A thorough understanding of the capacity of clay minerals to adsorb radiocesium is essential in order to predict the fate of this pollutant in the environment and to interpret routine measurements, such as desorbability. We have investigated the adsorption of radiocesium onto 2 contrasting reference clay minerals in dilute suspensions after a 2-h contact period. The results have been expressed as the distribution coefficient, Kd, or the selectivity coefficient, Kc. The adsorption properties have been studied with respect to various parameters: nature of the charge compensating cation, ionic strength, concentration of Cs, concentration of K and concentration of a soil-extracted fulvic acid.
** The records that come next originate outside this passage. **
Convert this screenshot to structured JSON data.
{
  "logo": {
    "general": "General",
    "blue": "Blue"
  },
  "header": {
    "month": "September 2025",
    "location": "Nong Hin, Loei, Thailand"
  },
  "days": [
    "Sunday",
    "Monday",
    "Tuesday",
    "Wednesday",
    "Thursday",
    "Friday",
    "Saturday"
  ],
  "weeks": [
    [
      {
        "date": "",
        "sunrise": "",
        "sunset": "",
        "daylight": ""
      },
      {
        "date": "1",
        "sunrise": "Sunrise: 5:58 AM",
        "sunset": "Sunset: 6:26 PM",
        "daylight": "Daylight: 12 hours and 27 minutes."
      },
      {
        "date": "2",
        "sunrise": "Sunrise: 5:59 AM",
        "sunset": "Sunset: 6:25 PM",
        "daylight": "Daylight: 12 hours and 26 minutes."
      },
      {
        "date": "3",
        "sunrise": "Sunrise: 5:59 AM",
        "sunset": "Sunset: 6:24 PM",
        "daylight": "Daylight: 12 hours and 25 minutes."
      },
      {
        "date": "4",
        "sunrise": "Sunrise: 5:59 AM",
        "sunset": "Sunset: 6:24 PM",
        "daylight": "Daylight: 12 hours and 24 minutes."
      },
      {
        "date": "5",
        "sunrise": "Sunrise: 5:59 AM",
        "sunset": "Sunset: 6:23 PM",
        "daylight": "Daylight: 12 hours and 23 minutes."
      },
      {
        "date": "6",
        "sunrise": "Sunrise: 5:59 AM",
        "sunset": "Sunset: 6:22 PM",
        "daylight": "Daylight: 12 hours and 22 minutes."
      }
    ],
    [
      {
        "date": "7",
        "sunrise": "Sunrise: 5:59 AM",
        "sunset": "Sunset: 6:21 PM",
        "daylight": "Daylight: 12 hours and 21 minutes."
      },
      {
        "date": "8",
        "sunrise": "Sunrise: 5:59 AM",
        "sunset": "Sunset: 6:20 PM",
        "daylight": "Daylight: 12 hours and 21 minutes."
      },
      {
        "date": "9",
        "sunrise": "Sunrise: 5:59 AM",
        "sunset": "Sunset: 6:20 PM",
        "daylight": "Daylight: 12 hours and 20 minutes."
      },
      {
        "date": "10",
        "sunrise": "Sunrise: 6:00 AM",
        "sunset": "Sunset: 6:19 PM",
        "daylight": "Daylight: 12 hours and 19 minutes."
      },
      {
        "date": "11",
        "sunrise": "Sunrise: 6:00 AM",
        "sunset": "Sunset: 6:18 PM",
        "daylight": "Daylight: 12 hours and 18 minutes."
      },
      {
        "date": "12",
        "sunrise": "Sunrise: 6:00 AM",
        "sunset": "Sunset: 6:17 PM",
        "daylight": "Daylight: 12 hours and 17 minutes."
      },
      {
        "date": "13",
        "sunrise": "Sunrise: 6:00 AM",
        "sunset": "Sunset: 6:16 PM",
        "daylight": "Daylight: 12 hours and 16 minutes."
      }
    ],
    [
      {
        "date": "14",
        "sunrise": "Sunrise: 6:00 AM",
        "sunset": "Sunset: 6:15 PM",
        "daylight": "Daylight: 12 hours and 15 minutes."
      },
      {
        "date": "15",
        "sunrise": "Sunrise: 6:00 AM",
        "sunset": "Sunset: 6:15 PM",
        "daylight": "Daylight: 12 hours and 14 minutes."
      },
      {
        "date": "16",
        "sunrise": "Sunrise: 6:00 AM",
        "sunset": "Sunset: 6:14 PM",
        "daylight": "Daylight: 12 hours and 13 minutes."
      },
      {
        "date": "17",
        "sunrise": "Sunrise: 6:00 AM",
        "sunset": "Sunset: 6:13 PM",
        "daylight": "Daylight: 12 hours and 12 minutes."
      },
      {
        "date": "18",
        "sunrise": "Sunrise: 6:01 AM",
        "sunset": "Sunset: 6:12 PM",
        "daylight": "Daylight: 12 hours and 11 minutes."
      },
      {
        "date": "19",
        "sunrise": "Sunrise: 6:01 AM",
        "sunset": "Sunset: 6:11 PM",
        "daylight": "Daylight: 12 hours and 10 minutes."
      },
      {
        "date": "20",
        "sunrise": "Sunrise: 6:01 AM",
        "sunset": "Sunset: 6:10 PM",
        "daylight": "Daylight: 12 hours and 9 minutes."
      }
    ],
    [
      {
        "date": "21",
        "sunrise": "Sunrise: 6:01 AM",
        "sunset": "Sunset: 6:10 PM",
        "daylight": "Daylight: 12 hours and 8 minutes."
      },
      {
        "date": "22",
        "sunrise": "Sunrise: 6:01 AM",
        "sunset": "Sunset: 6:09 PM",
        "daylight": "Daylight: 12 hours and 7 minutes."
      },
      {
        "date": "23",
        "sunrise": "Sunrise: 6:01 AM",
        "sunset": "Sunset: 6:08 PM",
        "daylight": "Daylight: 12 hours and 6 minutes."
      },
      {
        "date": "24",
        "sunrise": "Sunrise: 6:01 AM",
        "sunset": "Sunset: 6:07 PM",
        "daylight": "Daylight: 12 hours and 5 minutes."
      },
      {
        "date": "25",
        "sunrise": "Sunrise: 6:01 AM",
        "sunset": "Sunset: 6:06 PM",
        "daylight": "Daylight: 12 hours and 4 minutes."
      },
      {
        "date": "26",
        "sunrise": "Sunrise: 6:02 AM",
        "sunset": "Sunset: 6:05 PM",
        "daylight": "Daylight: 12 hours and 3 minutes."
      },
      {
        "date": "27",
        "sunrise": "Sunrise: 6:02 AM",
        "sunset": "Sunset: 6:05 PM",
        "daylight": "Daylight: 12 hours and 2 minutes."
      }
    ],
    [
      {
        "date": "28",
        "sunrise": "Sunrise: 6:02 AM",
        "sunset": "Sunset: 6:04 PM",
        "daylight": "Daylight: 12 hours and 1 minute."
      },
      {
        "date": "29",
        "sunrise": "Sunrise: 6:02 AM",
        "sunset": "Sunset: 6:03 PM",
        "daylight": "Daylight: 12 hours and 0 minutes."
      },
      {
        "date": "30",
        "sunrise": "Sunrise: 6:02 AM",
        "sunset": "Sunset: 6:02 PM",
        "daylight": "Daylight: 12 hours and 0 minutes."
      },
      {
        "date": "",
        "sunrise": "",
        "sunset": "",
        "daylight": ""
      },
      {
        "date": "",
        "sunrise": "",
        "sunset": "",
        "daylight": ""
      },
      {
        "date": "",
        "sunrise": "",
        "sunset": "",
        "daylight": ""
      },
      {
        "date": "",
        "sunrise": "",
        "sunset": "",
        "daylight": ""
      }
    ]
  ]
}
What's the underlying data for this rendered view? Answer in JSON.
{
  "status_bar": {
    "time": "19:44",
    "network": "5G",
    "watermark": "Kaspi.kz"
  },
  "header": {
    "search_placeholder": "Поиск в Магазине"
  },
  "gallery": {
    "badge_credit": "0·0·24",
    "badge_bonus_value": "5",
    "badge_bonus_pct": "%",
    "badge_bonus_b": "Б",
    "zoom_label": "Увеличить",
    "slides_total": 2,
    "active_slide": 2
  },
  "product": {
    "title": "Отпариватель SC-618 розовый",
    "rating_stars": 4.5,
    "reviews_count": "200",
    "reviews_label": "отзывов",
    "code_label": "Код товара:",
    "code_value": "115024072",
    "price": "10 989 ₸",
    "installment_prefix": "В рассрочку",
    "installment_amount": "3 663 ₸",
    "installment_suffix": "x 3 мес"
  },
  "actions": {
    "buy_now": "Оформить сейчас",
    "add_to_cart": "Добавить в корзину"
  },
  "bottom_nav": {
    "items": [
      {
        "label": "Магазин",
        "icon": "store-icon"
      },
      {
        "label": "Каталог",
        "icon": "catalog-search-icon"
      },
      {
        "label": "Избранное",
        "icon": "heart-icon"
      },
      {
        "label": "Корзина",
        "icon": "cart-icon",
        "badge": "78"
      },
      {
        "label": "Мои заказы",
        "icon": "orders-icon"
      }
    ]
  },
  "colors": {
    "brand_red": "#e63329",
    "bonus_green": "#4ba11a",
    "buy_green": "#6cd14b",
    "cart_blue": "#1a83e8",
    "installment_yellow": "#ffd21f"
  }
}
A Freundlich isotherm has been found to fit experimental data well for levels of adsorbed cesium in the range 10−7 to 1 mol kg−1. Evidence of surface heterogeneity is discussed, but it was not possible to deduce the exchange capacities of the groups of exchange sites with differing affinities for Cs, which are thought to exist in illites. The concentration dependence of adsorption upon montmorillonite is postulated to arise from a modification of the exchange complex with increasing presence of Cs, rather than from heterogeneity of exchange sites. Increasing ionic strength caused a decrease in the relative affinity for a trace amount of cesium on both minerals, although mass action led to a fall in Kd. This is thought to indicate a high covalent interaction between Cs and the clay surface.
Potassium caused a smaller decrease in adsorption than stable Cs, which suggests that neither K nor NH4 plays a decisive role in the immobilization of radiocesium by clay minerals. There was a small decrease in adsorption upon addition of soil organic matter, which may contribute to the poor fixation capacity observed for some soils with a high organic matter content.